Dia menjadi pendiam hari ini. Bia. Sepanjang perjalanan, baik ketika diantar maupun dijemput, yang dia lakukan hanya duduk memandang keluar jendela tanpa mengeluarkan sepatah katapun. Hal ini ... sangat tidak biasa. Kediamannya membuatku risih.
Tetapi aku juga tidak ingin mencoba memulai obrolan. Jadi aku mendiamkannya. Ketika mobil berhenti di halaman rumah, aku lebih dulu keluar. Biasanya, Bia akan memanggilku, lalu berusaha menggandeng lenganku agar masuk rumah bersama, yang biasanya akan berusaha keras kuabaikan. Tetapi hari ini tidak. Dia turun, diiringi suara mobil yang dibanting tertutup. Lalu, dia berjalan cepat, melewatiku. Menyenggol bahuku, bahkan, tanpa mengatakan apa-apa.
"Non Bia sudah pulang?"
Dia juga tidak menggubris Bi Nur yang tergopoh-gopoh menyambanginya. Tas yang rusak itu di tangan.

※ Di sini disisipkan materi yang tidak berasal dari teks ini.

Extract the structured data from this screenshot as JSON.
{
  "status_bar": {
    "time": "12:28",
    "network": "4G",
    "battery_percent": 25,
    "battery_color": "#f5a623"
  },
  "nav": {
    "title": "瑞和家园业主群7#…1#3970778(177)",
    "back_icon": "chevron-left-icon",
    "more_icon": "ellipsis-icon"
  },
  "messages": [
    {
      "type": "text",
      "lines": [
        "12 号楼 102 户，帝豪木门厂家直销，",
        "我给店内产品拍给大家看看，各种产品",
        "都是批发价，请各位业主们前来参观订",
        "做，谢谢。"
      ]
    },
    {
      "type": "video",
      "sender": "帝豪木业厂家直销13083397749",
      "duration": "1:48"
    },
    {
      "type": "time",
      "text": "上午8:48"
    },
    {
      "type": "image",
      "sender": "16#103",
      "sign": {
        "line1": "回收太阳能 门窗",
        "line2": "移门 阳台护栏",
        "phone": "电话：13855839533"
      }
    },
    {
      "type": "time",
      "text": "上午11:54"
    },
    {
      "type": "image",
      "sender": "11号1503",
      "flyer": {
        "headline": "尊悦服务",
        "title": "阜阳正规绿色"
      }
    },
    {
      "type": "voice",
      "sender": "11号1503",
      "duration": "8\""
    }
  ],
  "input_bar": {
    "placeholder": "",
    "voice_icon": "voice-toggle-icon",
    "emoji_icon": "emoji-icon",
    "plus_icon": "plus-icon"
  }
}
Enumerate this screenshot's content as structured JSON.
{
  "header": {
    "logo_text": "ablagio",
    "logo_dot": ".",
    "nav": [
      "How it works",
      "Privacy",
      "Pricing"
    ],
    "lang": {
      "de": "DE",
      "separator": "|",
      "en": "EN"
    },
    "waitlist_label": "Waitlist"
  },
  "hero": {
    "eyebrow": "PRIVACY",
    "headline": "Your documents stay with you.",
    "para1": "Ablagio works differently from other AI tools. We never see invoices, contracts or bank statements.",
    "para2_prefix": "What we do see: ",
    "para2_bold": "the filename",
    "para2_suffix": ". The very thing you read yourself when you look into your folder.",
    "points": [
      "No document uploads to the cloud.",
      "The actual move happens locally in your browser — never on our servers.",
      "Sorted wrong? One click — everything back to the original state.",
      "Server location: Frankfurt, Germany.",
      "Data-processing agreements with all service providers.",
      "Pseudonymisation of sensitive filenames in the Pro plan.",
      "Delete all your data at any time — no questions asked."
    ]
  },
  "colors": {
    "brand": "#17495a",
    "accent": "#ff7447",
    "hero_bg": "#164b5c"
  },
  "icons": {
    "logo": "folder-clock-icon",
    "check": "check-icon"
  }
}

"Non, non. Ini Bibi sudah jahitkan tasnya. Memang warnanya sudah luntur, tapi siapa tahu Non Bia masih mau? Masih bagus, kok, Non. Bisa dipakai!"
Bia berhenti, menatap tas itu. Lantas ... merobeknya.
"BIA NGGAK MAU!" Tiba-tiba dia berseru marah. "Buang aja, Bi!!!"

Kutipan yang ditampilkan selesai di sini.